個人間カーシェアサービスを手掛けるAnycaが、アルファードをリース契約した人へ月額最大4万円を支援します。政府による国民への給付金などとは異なり、民間企業が支援金を設定するという新たな試みとは、どのようなものなのでしょうか。
■アルファードが月2万円台!? さらに安くなるかも?
コロナ禍でのクルマの使用に関する支援金が、ついに出るようです。月額最大4万円だということですが、政府による一律10万円の定額給付金や、店舗などの休業補償とは違います。
月額最大4万円の支援は、民間企業がユーザー向けに設定したものです。
実施するプログラムは、IT企業のDeNAと損害保険の損保ジャパンが合弁事業として展開している、個人間カーシェアサービス「Anyca (エニカ)」と、マイカーリースサービス「SOMPOで乗ーる」を組み合わせたもの。
どういうことなのか、概要を見ていきましょう。
ユーザーは、Anycaで車両をカーシェアすることを前提とし、SOMPOで乗ーるでリース契約。そしてAnycaに加入します。
今回支援金を得られるモデルは、トヨタ「アルファード」と「ランドクルーザープラド」の2種類。リース期間はそれぞれ3年間で、月額リース料はアルファードが6万830円でランドクルーザープラドが5万4340円です。
アルファードの場合、月4万円の支援で月額2万830円、ランドクルーザープラドは月2万円の支援で月額3万4340円となり、アルファードのほうがお得にリースすることができます。
カーシェアが成立すれば、シェア受取金額も発生するので、月の支払額がさらに安くなるというわけです。ただし、カーシェア成立時、予約成立料が発生します。
また、「定額支援」は解約可能なのですが、「SOMPOで乗ーる」自体は途中解約ができません。
応募資格は、住居および駐車場が、東京都中央区、港区、新宿区、江東区、品川区、目黒区、世田谷区、渋谷区、中野区にあることです。
募集期間は2020年8月25日から2020年9月30日で、実施人数は30人とされています。
詳細については、同社ウェブサイトを確認してください。
■コロナ禍でカーシェアの流れが変わった?
今回の企画はさまざまな条件があるために、少し分かりにくいかもしれませんが、次世代型モビリティサービスとしては革新的な印象があります。なにせ、リースで借りているクルマを、第三者に貸すというのですから。
そもそも、個人間カーシェア自体がまだ一般的ではありません。日本に限らず、世界市場でもまだ定着していない、次世代型のビジネスモデルです。
海外でカーシェアというと、ウーバーやリフトなど個人が所有車をタクシーのように使う、ライドシェアリングが主流です。
日本でのカーシェアは、タイムズやオリックスが所有する駐車場などの空きスペースにあるクルマを立会人がいない状態で借り出す仕組みが一般的です。
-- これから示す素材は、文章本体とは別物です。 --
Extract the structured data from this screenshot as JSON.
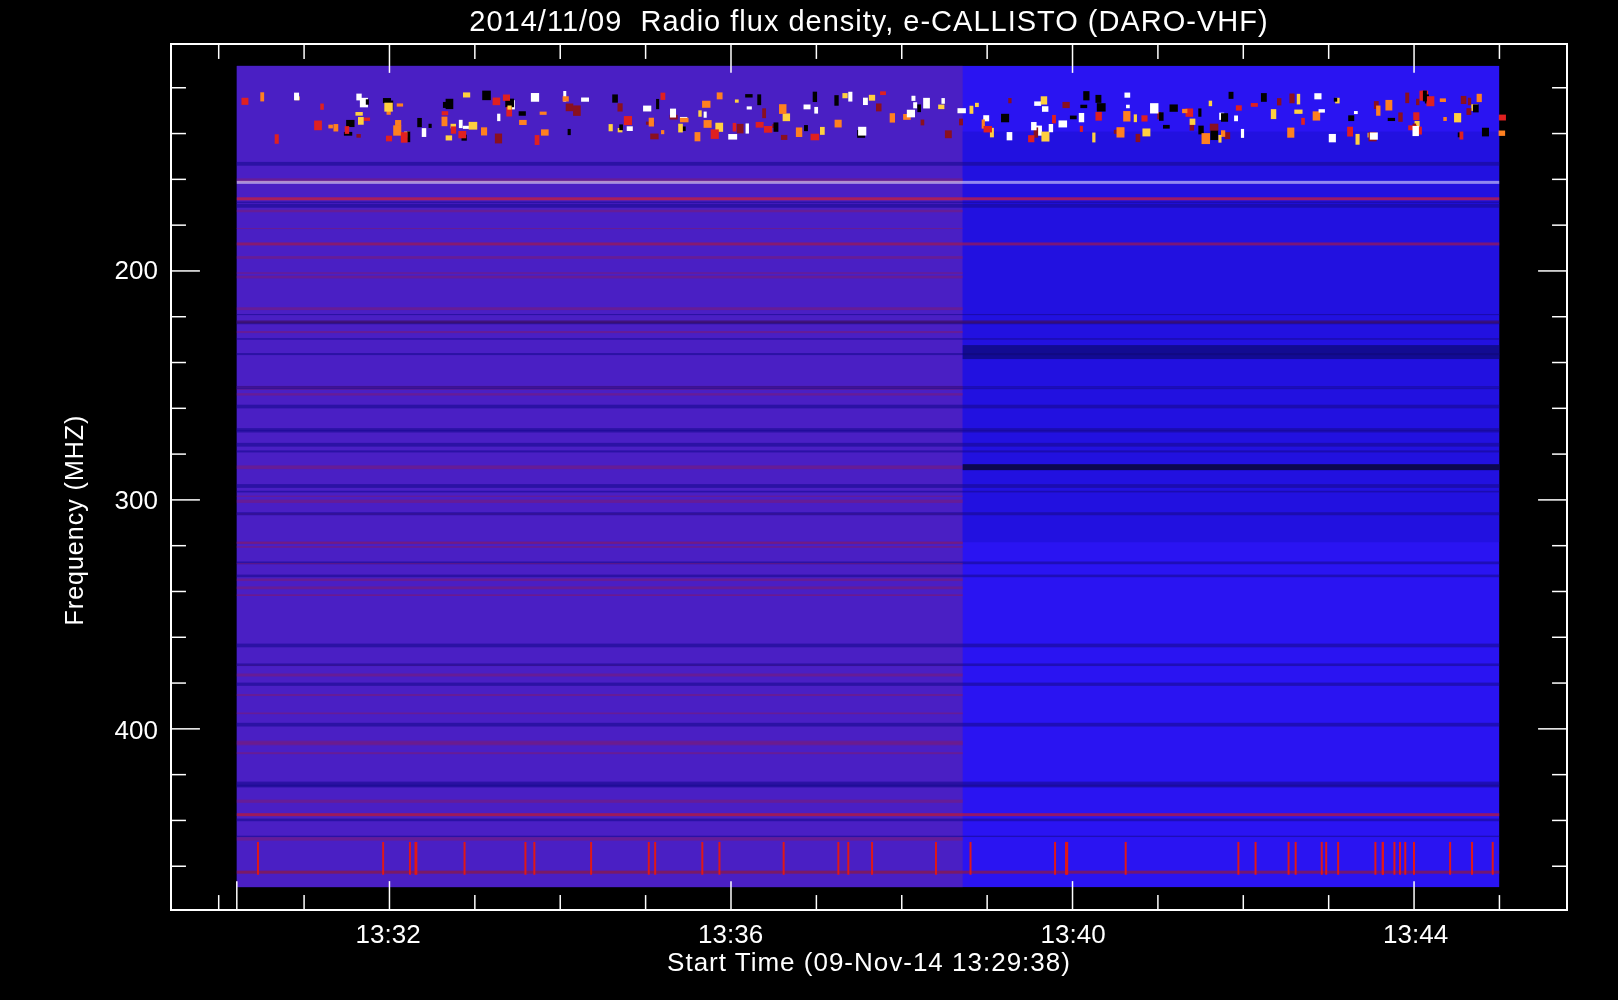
{
  "title": "2014/11/09  Radio flux density, e-CALLISTO (DARO-VHF)",
  "y_axis": {
    "label": "Frequency (MHZ)",
    "ticks": [
      "200",
      "300",
      "400"
    ]
  },
  "x_axis": {
    "label": "Start Time (09-Nov-14 13:29:38)",
    "ticks": [
      "13:32",
      "13:36",
      "13:40",
      "13:44"
    ]
  }
}
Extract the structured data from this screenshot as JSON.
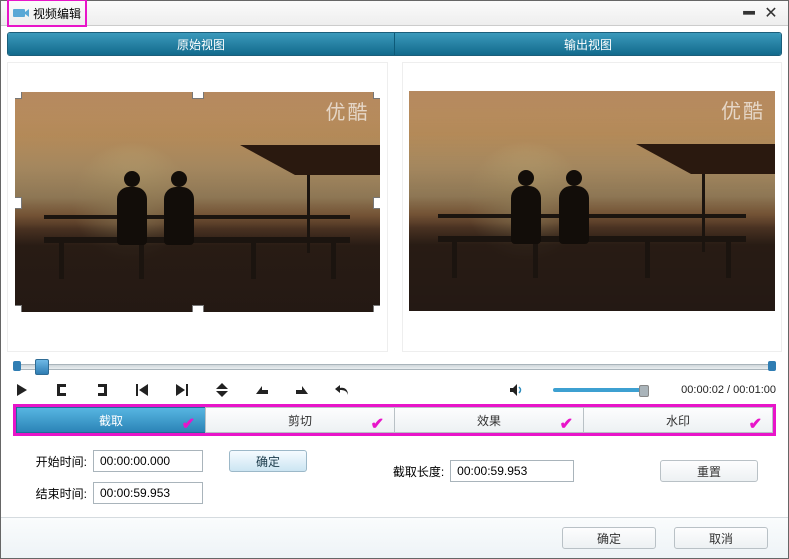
{
  "title": "视频编辑",
  "views": {
    "original": "原始视图",
    "output": "输出视图"
  },
  "watermark": "优酷",
  "playback": {
    "current": "00:00:02",
    "total": "00:01:00"
  },
  "tabs": {
    "crop": "截取",
    "trim": "剪切",
    "effect": "效果",
    "watermark": "水印"
  },
  "form": {
    "start_label": "开始时间:",
    "start_value": "00:00:00.000",
    "end_label": "结束时间:",
    "end_value": "00:00:59.953",
    "apply": "确定",
    "crop_len_label": "截取长度:",
    "crop_len_value": "00:00:59.953",
    "reset": "重置"
  },
  "footer": {
    "ok": "确定",
    "cancel": "取消"
  }
}
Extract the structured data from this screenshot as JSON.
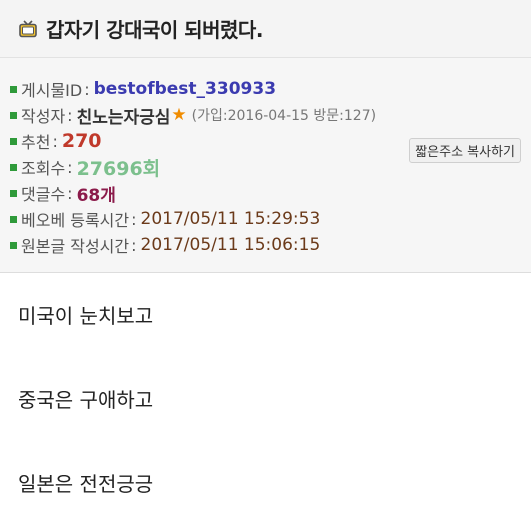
{
  "header": {
    "icon": "tv-icon",
    "title": "갑자기 강대국이 되버렸다."
  },
  "meta": {
    "post_id_label": "게시물ID",
    "post_id": "bestofbest_330933",
    "copy_button": "짧은주소 복사하기",
    "author_label": "작성자",
    "author": "친노는자긍심",
    "author_star": "★",
    "author_info": "(가입:2016-04-15 방문:127)",
    "recommend_label": "추천",
    "recommend": "270",
    "views_label": "조회수",
    "views": "27696회",
    "comments_label": "댓글수",
    "comments": "68개",
    "best_time_label": "베오베 등록시간",
    "best_time": "2017/05/11 15:29:53",
    "orig_time_label": "원본글 작성시간",
    "orig_time": "2017/05/11 15:06:15"
  },
  "content": {
    "lines": [
      "미국이 눈치보고",
      "중국은 구애하고",
      "일본은 전전긍긍"
    ]
  },
  "colors": {
    "bullet": "#2f9a3a",
    "post_id": "#3b3bb0",
    "recommend": "#c0392b",
    "views": "#7cc08d",
    "comments": "#8b1a4a",
    "date": "#6b3a1a",
    "star": "#f08c00"
  }
}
貸し手と借り手が非対面でのレンタカー形態で、1時間単位で利用可能です。
そうしたなか、DeNAはモビリティビジネスに風穴を開けるための挑戦として、2015年9月から個人間カーシェアのAnycaを開始しました。
Anycaの場合、個人所有のクルマを個人向けに貸し出し、DeNAはアプリなどサービスを提供して仲介者となります。
現在までに累計登録台数は1万6000台以上、車種は750モデル以上、登録会員数は35万人を超えています。
その一方、個人間カーシェアに対しては当然、賛否両論がありますが、最大の課題である事故の際の補償について、SOMPOジャパンとの協業によってさまざまなサポート事業が盛り込まれるようになり、貸し手と借り手のリスクは軽減されたと思います。
一般的に、コロナ禍でカーシェア利用が増えたといわれていますが、個人間カーシェアが主体のAnycaはどうだったのでしょうか。
DeNA SOMPOモビリティによると、2020年4月、5月は外出自粛のため利用が約半分に落ち込みましたが、その後は公共交通機関を避ける動きが始まり、6月は昨年比124%、7月は132%と増加傾向が見て取れるといいます。
Anyca事業責任者の馬場光氏は、新企画への抱負について次のように語っています。
「シェアリングを前提にクルマを購入し、Anycaで維持費を軽減しているユーザーがすでにいらっしゃいます。今回の応募条件に合わない人でも、この取り組みをきっかけに、Anycaによってクルマ保有の実質負担額を抑えることが可能だということを知っていただきたいです」
第二弾の実施時期や内容は未定ですが、第一弾のさらに上をいくビックリ企画の登場に期待したいところです。